The new Qualcomm silicon embraces the concept of an ambient mode, offloading several sensing and other processes to co-processors that save on power without sacrificing performance. The design takes sensors such as heart rate and microphones for voice activation and embeds them on an always-on microprocessor. Qualcomm has also put a smaller GPU on this always-on chip so the screen gets cool visuals in ambient mode. Finally, it has put notifications and audio playback on this lower performance, low-power always-on processor to save on battery life.
This is not a new design strategy for battery-powered devices. Apple introduced its first sensing co-processor back in 2013 for the iPhone 5s and had continued putting sensing co-processors in its devices until 2018. Apple had the co-processors handle motion detection, wake-word detection, and even mapping functions.
This focus on ambient mode should result in much better battery life without sacrificing the wide variety of features people want in their smart watches. The shift from a 12-nanometer process to 4-nanometers will also improve battery life and boost performance. Qualcomm also added silicon support so watch vendors could add the ability to playback video and add 3-D watch faces to their wearables. Pankaj Kedia, senior director and global head of the Qualcomm wearables division, says 3-D features such as watch faces or navigation are very popular in Asia.

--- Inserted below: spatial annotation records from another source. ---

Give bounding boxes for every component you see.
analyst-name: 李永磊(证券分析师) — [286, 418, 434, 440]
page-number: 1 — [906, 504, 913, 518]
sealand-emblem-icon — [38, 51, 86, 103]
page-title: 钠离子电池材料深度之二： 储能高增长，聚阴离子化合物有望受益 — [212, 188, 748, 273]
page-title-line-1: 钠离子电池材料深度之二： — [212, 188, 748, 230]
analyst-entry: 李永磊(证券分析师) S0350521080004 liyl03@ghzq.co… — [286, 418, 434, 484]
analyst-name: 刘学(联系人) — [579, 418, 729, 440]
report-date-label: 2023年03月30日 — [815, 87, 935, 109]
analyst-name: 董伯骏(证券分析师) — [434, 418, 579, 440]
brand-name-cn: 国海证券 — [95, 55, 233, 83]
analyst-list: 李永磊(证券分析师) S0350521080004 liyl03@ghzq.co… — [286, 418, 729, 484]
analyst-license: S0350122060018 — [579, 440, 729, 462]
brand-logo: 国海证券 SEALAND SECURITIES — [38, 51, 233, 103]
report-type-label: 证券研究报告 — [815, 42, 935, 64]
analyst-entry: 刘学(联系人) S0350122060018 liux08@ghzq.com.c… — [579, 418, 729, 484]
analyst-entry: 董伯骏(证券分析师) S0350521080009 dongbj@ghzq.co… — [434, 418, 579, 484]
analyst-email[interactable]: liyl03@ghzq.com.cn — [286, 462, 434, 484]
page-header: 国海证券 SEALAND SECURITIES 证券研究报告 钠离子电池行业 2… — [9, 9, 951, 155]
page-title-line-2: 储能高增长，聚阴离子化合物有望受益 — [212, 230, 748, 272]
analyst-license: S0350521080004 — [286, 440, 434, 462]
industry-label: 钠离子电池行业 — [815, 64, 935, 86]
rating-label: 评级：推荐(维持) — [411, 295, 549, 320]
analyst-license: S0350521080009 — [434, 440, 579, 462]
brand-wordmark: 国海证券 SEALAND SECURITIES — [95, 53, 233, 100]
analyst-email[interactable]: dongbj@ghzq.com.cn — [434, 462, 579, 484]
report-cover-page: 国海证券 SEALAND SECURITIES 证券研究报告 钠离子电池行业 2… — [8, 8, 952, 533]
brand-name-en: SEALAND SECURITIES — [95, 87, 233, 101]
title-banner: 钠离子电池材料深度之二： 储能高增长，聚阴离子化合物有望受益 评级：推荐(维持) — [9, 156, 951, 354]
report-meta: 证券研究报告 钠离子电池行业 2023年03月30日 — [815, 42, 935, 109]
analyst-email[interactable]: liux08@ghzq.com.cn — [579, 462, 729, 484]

It makes sense that Qualcomm would try to focus there given the absolute dominance that Apple has in the smart watch category in the U.S. with a 46% market share. Globally Apple has a 30% share of the smart watch market. For the last few years, consumers who wanted a high-quality smart watch experience turned to Samsung or Fitbit (which Google purchased) for a device that never seemed to measure up to the Apple Watch.
Google’s efforts at Android Wear devices have been lackluster, and as far back as 2018, the industry blamed Qualcomm’s silicon for the problem. So I was glad to see that Qualcomm has taken a completely new approach for the entire wearable platform. But aside from the new video capabilities, which I’m not sure the U.S. market wants, the performance offered by these chips seems like it may only match what Apple is doing today.
This is a great step forward, but I would have loved to see Qualcomm leading the charge in more than just video playback. However, I will 100% try out a smart watch with the W5+ inside. Qualcomm says the first devices to contain the W5+ will come out in August from Oppo. Kedia also says there’s a Wear OS watch in the pipeline from Mobvoi, and the Qualcomm presentation on the new silicon did feature a quote from Google.
So I would love to see a tightly integrated watch from Fitbit that ties into my Android devices or even a Pixel phone.